The hatch's closure was delayed by about an hour as the astronauts scrambled to load last-minute items from the station that need to be returned to Earth. The crews then gathered for a hasty and emotionally charged farewell ceremony.

''We simply could not have accomplished the mission without everybody's help,'' said Discovery's teary-eyed commander Pamela Melroy. ''The two crews have worked together so well. We're family now.'' Stowing all the gear for the trip home and making a final inspection of their ship's heat shield are about all that is left on the shuttle crew's long to-do list.

The astronauts accomplished their primary jobs -- installing a new module with docking ports for partners' laboratories and relocating one of the station's three main sets of solar power panels -- and tackled a major and unexpected repair task as well.

When one of the station's power wings was re-extended in its new location, wires snagged, causing the delicate panel to rip. NASA refocused the rest of the flight on trying to recover the wing, which needed to be fully extended to provide structural rigidity.

If the crew had not been able to repair the wing, construction of the station would have been put on hold.

To reach the two tears, Discovery's lead spacewalker, Scott Parazynski, attached himself to an extension boom borrowed from the shuttle that was mounted on the station's 50-foot-(15 metre-)long robotic crane. Taking care not to let the electrically charged power panel touch him, Parazynski installed five homemade braces to buttress broken hinges in the ship's wing.

The spacewalk, the fourth during Discovery's mission, was hastily pieced together by engineers and technicians who worked around-the-clock to choreograph the unprecedented repair work.

''What we accomplished yesterday was just incredible,'' flight director Rick LaBrode told reporters yesterday. ''That's got to be the major high'' of the mission.

NASA is running out of time for completing assembly of the station, a 100 billion dollar project of 16 member nations. Eleven construction missions remain before the shuttle fleet is to be retired in 2010. NASA also would like to squeeze in two station resupply flights and a final servicing call to the Hubble Space Telescope.

The shuttle crew includes returning space station flight engineer Cliff Anderson, who was replaced by astronaut Dan Tani.
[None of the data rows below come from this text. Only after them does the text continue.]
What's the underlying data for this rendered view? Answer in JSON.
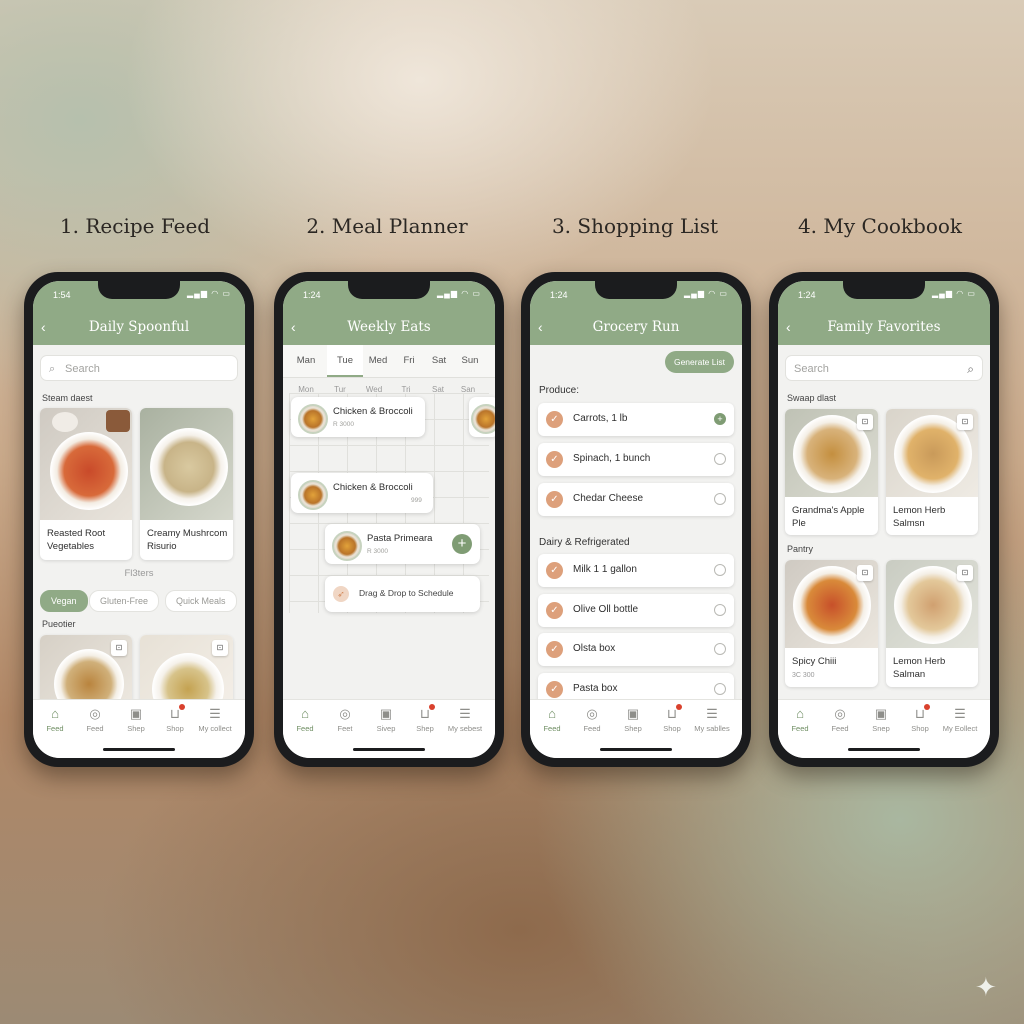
{
  "sections": [
    {
      "title": "1. Recipe Feed"
    },
    {
      "title": "2. Meal Planner"
    },
    {
      "title": "3. Shopping List"
    },
    {
      "title": "4. My Cookbook"
    }
  ],
  "colors": {
    "accent": "#90aa86",
    "check": "#dda07b",
    "badge": "#d9412d"
  },
  "feed": {
    "time": "1:54",
    "title": "Daily Spoonful",
    "search_placeholder": "Search",
    "section1": "Steam daest",
    "cards": [
      {
        "caption": "Reasted Root Vegetables"
      },
      {
        "caption": "Creamy Mushrcom Risurio"
      }
    ],
    "filters_label": "Fl3ters",
    "filters": [
      "Vegan",
      "Gluten-Free",
      "Quick Meals"
    ],
    "section2": "Pueotier"
  },
  "planner": {
    "time": "1:24",
    "title": "Weekly Eats",
    "days": [
      "Man",
      "Tue",
      "Med",
      "Fri",
      "Sat",
      "Sun"
    ],
    "grid_days": [
      "Mon",
      "Tur",
      "Wed",
      "Tri",
      "Sat",
      "San"
    ],
    "meals": [
      {
        "name": "Chicken & Broccoli",
        "sub": "R 3000"
      },
      {
        "name": "Chicken & Broccoli",
        "sub": "999"
      },
      {
        "name": "Pasta Primeara",
        "sub": "R 3000"
      }
    ],
    "drag_hint": "Drag & Drop to Schedule"
  },
  "shopping": {
    "time": "1:24",
    "title": "Grocery Run",
    "generate": "Generate List",
    "produce_label": "Produce:",
    "produce": [
      "Carrots, 1 lb",
      "Spinach, 1 bunch",
      "Chedar Cheese"
    ],
    "dairy_label": "Dairy & Refrigerated",
    "dairy": [
      "Milk 1 1 gallon",
      "Olive Oll bottle",
      "Olsta box",
      "Pasta box"
    ]
  },
  "cookbook": {
    "time": "1:24",
    "title": "Family Favorites",
    "search_placeholder": "Search",
    "section1": "Swaap dlast",
    "cards1": [
      {
        "caption": "Grandma's Apple Ple"
      },
      {
        "caption": "Lemon Herb Salmsn"
      }
    ],
    "section2": "Pantry",
    "cards2": [
      {
        "caption": "Spicy Chiii",
        "sub": "3C 300"
      },
      {
        "caption": "Lemon Herb Salman"
      }
    ]
  },
  "tabs": {
    "feed": [
      "Feed",
      "Feed",
      "Shep",
      "Shop",
      "My collect"
    ],
    "planner": [
      "Feed",
      "Feet",
      "Sivep",
      "Shep",
      "My sebest"
    ],
    "shopping": [
      "Feed",
      "Feed",
      "Shep",
      "Shop",
      "My sablles"
    ],
    "cookbook": [
      "Feed",
      "Feed",
      "Snep",
      "Shop",
      "My Eollect"
    ]
  }
}
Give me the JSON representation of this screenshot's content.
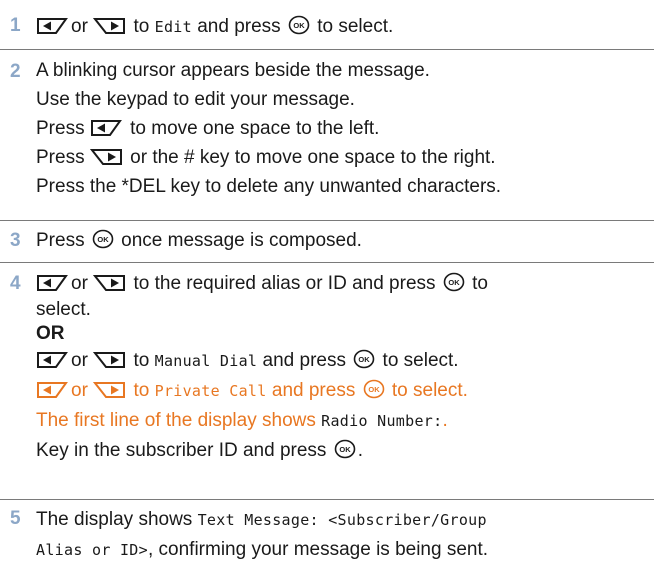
{
  "colors": {
    "step_number": "#8ca7c7",
    "highlight": "#e87722",
    "text": "#1a1a1a",
    "rule": "#7a7a7a"
  },
  "icons": {
    "left": "left-arrow-button-icon",
    "right": "right-arrow-button-icon",
    "ok": "ok-button-icon"
  },
  "steps": [
    {
      "number": "1",
      "or": "or",
      "to": "to",
      "target": "Edit",
      "and_press": "and press",
      "to_select": "to select."
    },
    {
      "number": "2",
      "line1": "A blinking cursor appears beside the message.",
      "line2": "Use the keypad to edit your message.",
      "press": "Press",
      "line3_rest": "to move one space to the left.",
      "line4_rest": "or the # key to move one space to the right.",
      "line5": "Press the *DEL key to delete any unwanted characters."
    },
    {
      "number": "3",
      "press": "Press",
      "rest": "once message is composed."
    },
    {
      "number": "4",
      "or": "or",
      "a_text": "to the required alias or ID and press",
      "a_to": "to",
      "a_select": "select.",
      "or_label": "OR",
      "to": "to",
      "manual_target": "Manual Dial",
      "and_press": "and press",
      "to_select": "to select.",
      "private_target": "Private Call",
      "display_line": "The first line of the display shows",
      "radio_number": "Radio Number:",
      "period": ".",
      "key_in": "Key in the subscriber ID and press",
      "final_period": "."
    },
    {
      "number": "5",
      "display_shows": "The display shows",
      "message_part1": "Text Message: <Subscriber/Group",
      "message_part2": "Alias or ID>",
      "rest": ", confirming your message is being sent."
    }
  ]
}
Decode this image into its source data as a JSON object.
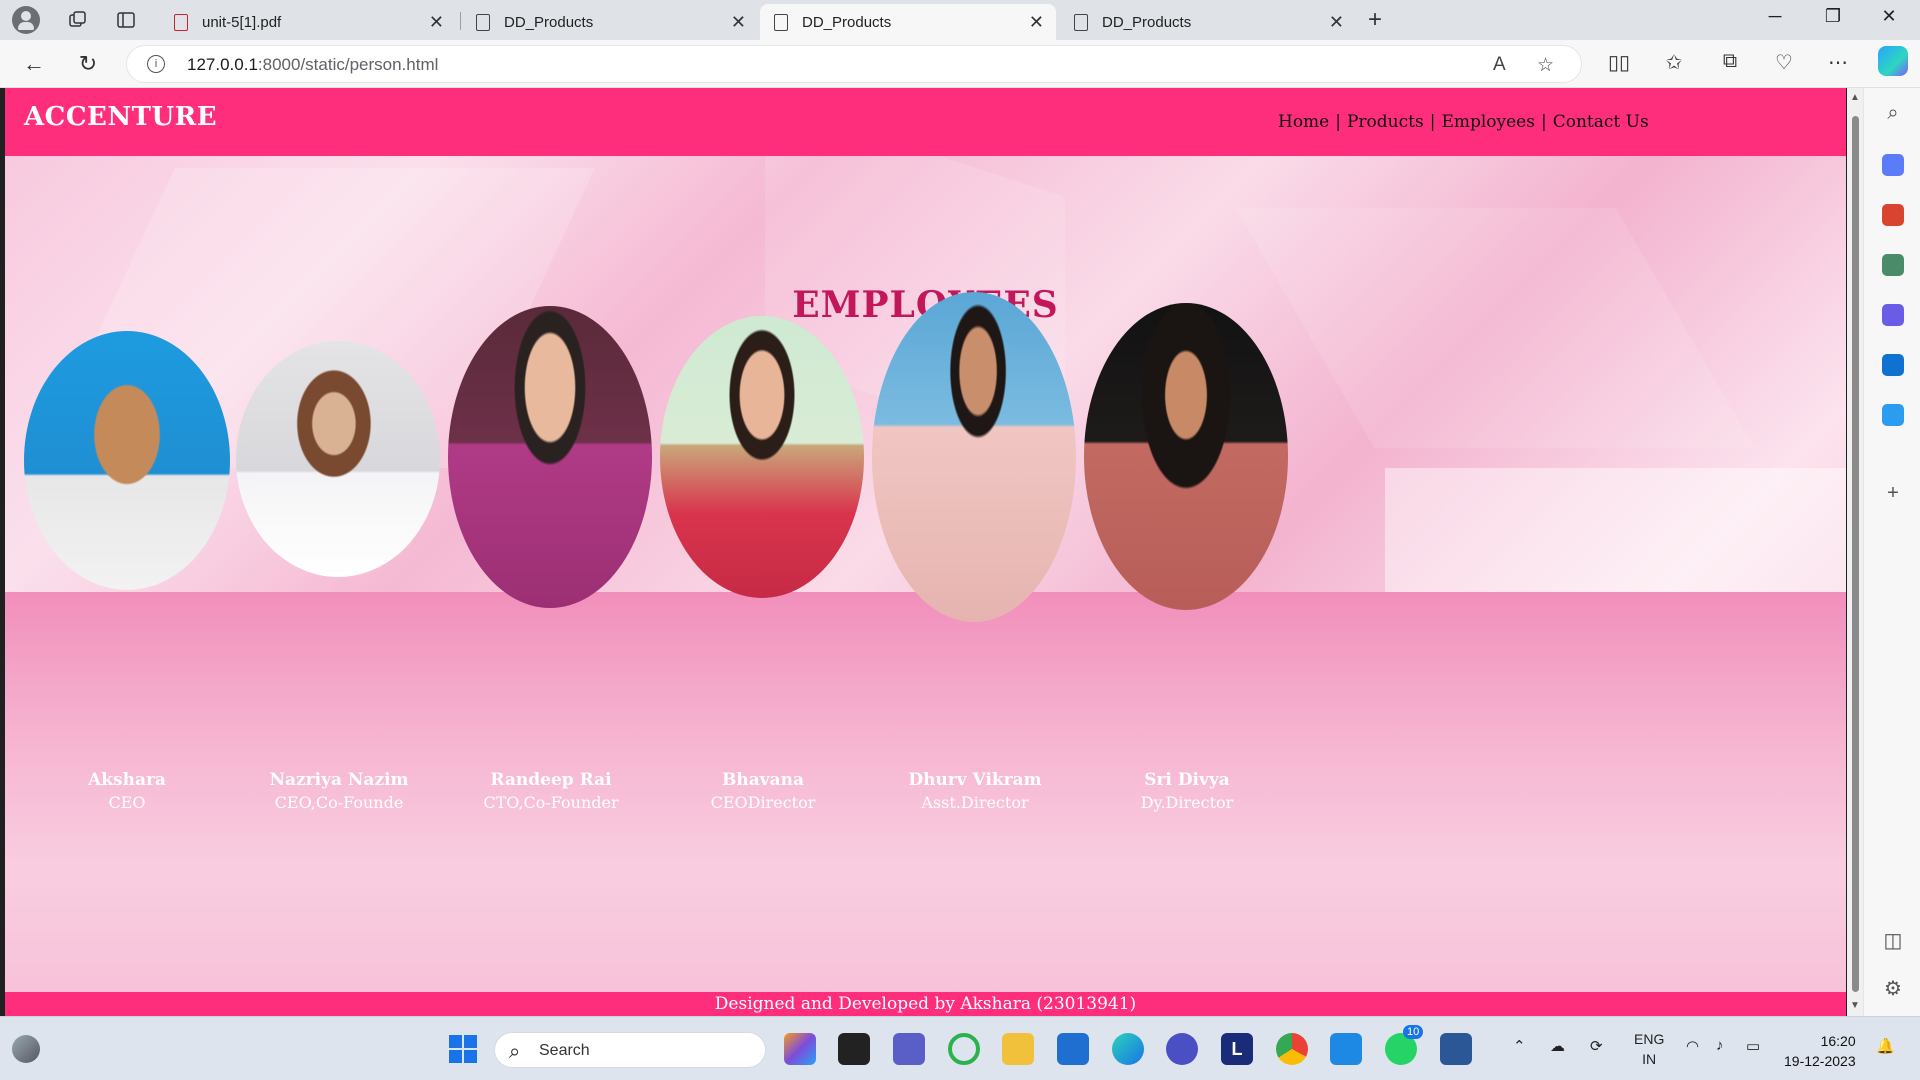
{
  "browser": {
    "tabs": [
      {
        "title": "unit-5[1].pdf",
        "icon": "pdf-icon",
        "active": false
      },
      {
        "title": "DD_Products",
        "icon": "page-icon",
        "active": false
      },
      {
        "title": "DD_Products",
        "icon": "page-icon",
        "active": true
      },
      {
        "title": "DD_Products",
        "icon": "page-icon",
        "active": false
      }
    ],
    "address": {
      "host": "127.0.0.1",
      "path": ":8000/static/person.html"
    }
  },
  "page": {
    "brand": "ACCENTURE",
    "nav": [
      "Home",
      "Products",
      "Employees",
      "Contact Us"
    ],
    "nav_separator": "|",
    "heading": "EMPLOYEES",
    "employees": [
      {
        "name": "Akshara",
        "role": "CEO"
      },
      {
        "name": "Nazriya Nazim",
        "role": "CEO,Co-Founde"
      },
      {
        "name": "Randeep Rai",
        "role": "CTO,Co-Founder"
      },
      {
        "name": "Bhavana",
        "role": "CEODirector"
      },
      {
        "name": "Dhurv Vikram",
        "role": "Asst.Director"
      },
      {
        "name": "Sri Divya",
        "role": "Dy.Director"
      }
    ],
    "footer": "Designed and Developed by Akshara (23013941)",
    "colors": {
      "accent": "#fe2e7c",
      "heading": "#c2185b"
    }
  },
  "taskbar": {
    "search_placeholder": "Search",
    "whatsapp_badge": "10",
    "language": "ENG",
    "region": "IN",
    "time": "16:20",
    "date": "19-12-2023"
  }
}
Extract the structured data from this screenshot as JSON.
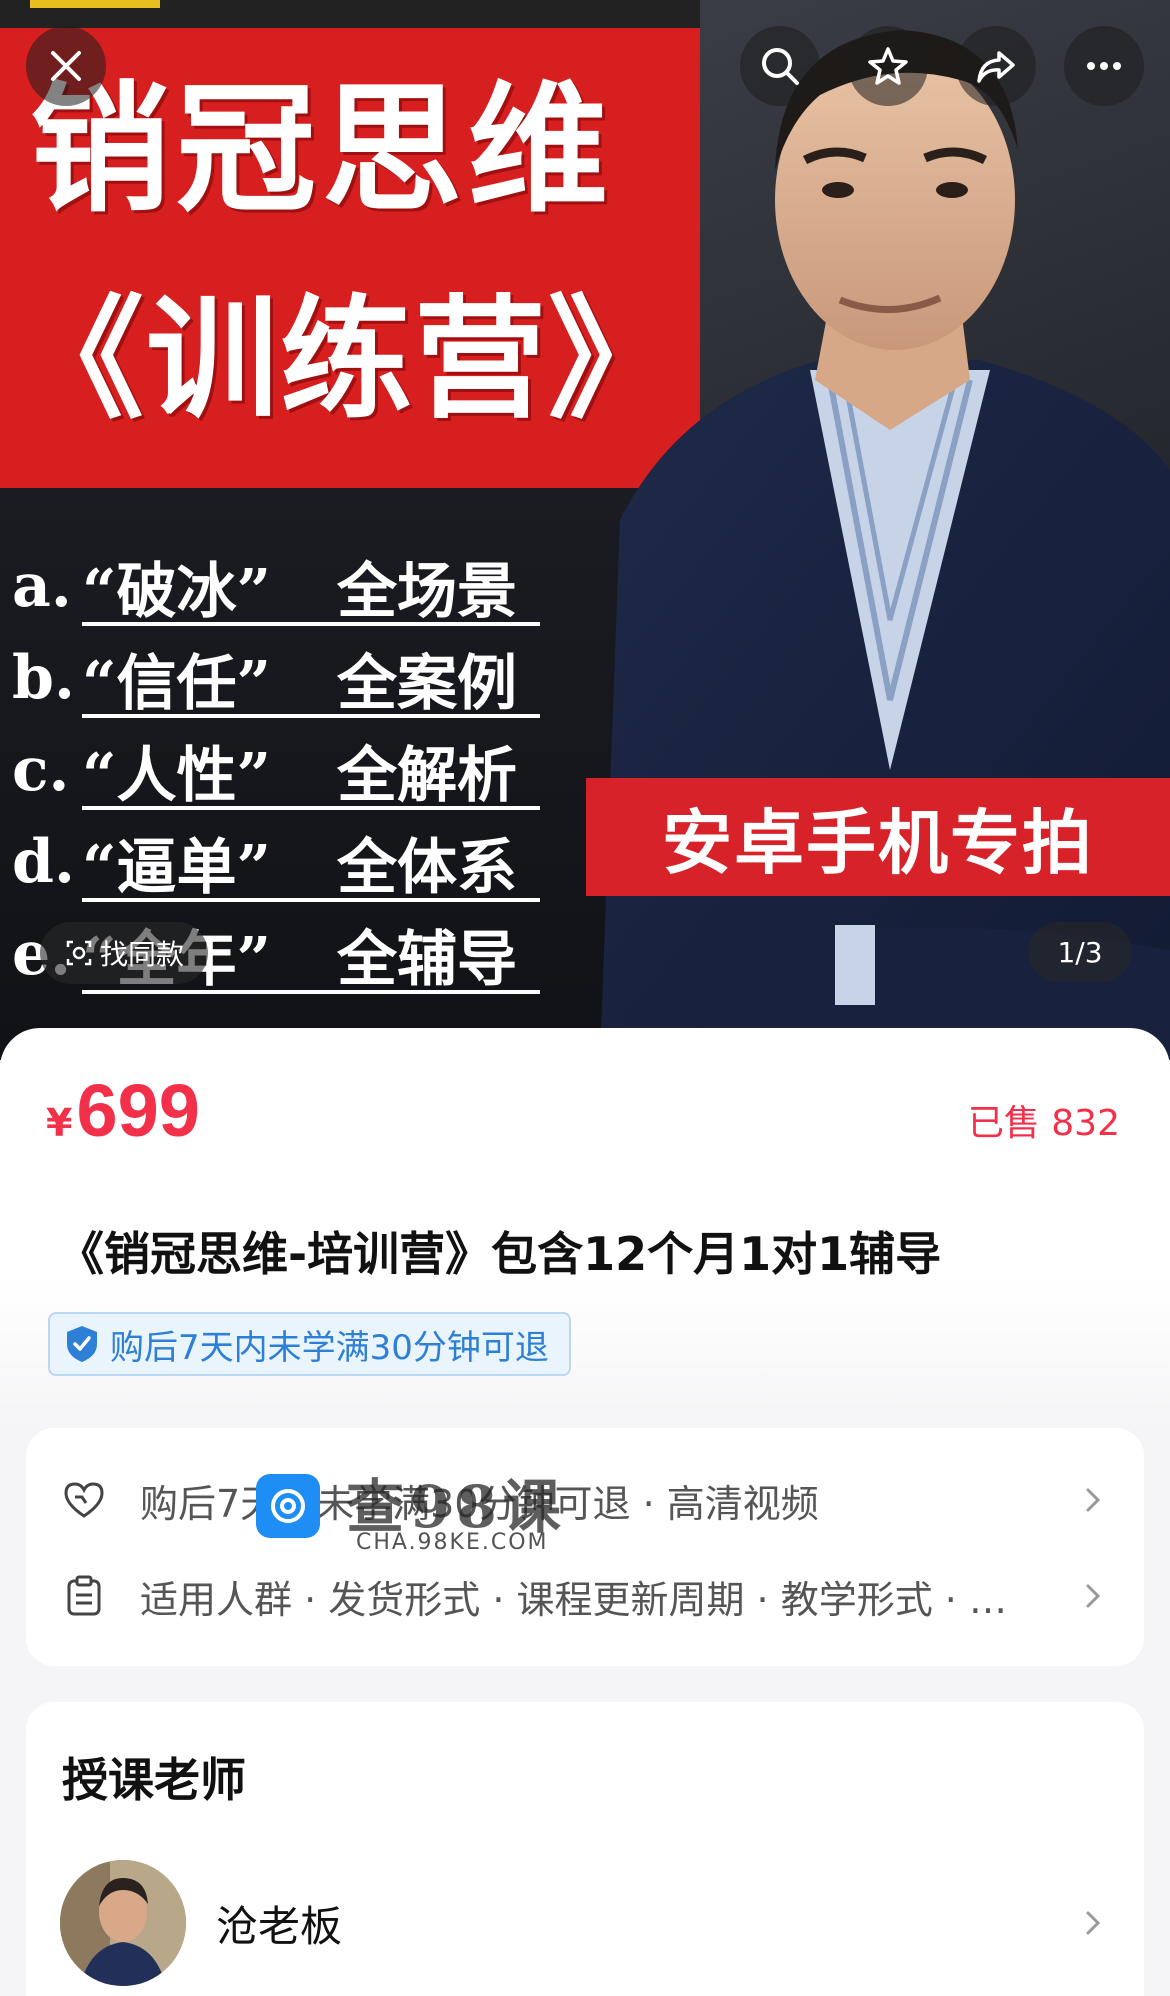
{
  "hero": {
    "title_line1": "销冠思维",
    "title_line2": "《训练营》",
    "bullets": [
      {
        "letter": "a.",
        "phrase": "“破冰”",
        "desc": "全场景"
      },
      {
        "letter": "b.",
        "phrase": "“信任”",
        "desc": "全案例"
      },
      {
        "letter": "c.",
        "phrase": "“人性”",
        "desc": "全解析"
      },
      {
        "letter": "d.",
        "phrase": "“逼单”",
        "desc": "全体系"
      },
      {
        "letter": "e.",
        "phrase": "“全年”",
        "desc": "全辅导"
      }
    ],
    "badge": "安卓手机专拍",
    "find_same_label": "找同款",
    "pager": "1/3"
  },
  "product": {
    "currency": "¥",
    "price": "699",
    "sold": "已售 832",
    "title": "《销冠思维-培训营》包含12个月1对1辅导",
    "refund_tag": "购后7天内未学满30分钟可退"
  },
  "service_card": {
    "row1": "购后7天内未学满30分钟可退 · 高清视频",
    "row2": "适用人群 · 发货形式 · 课程更新周期 · 教学形式 · …"
  },
  "watermark": {
    "text": "查98课",
    "url": "CHA.98KE.COM"
  },
  "teacher": {
    "heading": "授课老师",
    "name": "沧老板"
  }
}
Tani joins station commander Peggy Whitson and Russian flight engineer Yuri Malenchenko, who arrived at the outpost three weeks ago. They will not have much time for relaxing.

As soon as the shuttle pulls out of its berthing port today, the station crew will begin reconfiguring the outpost for the arrival of Europe's Columbus laboratory, which is targeted for launch aboard shuttle Atlantis between Dec 6 and 13.